Dead Men

Our well-beloved dead

I am often accused of preferring dead men to those still living. It may be true. In this season when the veil between the living and the dead is rent in so many places, I especially think of our ghosts. I offer this poem:

Hallowe’en

Will you come back to us, men of our hearts, tonight

In the misty close of the brief October day?

Will you leave the alien graves where you sleep, and steal away

To see the gables and eaves of home grow dark in the evening light?

O men of the manor and moated hall and farm,

Come back tonight, treading softly over the grass;

The dew of the autumn dusk will not betray where you pass;

The watchful dog may stir in his sleep, but he’ll raise no hoarse alarm.

Then you will stand, not strangers, but wishful to look

At the kindly lamplight shed from the open door,

And the fire-lit casement where one, having wept you sore,

Sits dreaming alone with her sorrow, not heeding her open book.

You will come back to us just as the robin sings

Nunc Dimittis from the larch to a sun late set

In purple woodlands; when caught like silver fish in a net

The stars gleam out through the orchard boughs and the church owl flaps his wings.

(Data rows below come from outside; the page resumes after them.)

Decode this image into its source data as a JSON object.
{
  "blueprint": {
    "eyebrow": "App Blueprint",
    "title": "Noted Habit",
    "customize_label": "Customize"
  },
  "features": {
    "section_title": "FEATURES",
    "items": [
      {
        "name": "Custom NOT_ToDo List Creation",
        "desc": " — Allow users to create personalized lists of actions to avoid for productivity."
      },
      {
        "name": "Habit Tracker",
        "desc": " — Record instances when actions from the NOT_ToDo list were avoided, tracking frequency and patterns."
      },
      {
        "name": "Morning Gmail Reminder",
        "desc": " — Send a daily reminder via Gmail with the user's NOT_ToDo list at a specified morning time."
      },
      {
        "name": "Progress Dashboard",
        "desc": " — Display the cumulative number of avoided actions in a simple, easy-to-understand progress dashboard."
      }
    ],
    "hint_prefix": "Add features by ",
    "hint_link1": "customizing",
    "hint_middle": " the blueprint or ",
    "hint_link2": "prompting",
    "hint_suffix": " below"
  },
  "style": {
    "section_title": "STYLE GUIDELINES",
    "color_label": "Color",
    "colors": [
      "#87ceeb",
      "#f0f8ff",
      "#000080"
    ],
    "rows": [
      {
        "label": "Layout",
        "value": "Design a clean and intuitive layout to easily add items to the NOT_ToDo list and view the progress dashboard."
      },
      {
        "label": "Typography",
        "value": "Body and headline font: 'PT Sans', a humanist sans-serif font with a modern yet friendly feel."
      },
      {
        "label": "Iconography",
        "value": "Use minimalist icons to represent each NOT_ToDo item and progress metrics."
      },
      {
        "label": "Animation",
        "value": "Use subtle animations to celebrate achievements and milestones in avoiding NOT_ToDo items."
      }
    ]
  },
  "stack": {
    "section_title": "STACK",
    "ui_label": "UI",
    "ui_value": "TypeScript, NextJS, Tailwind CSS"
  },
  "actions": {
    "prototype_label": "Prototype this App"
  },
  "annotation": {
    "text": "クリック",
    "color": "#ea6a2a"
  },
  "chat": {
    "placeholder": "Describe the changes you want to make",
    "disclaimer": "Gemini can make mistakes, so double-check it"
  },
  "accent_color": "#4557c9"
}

We have no fear of you, silent shadows, who tread

The leaf-bestrewn paths, the dew-wet lawns. Draw near

To the glowing fire, the empty chair–we shall not fear,

Being but ghosts for the lack of you, ghosts of our well-beloved dead.

by Winifred Letts



2 Responses to Dead Men

  1. The Winifred Letts poem is a very appropriate reminder of so many fallen warriors one hundred and fifty years ago. Thank you Meg, for posting this!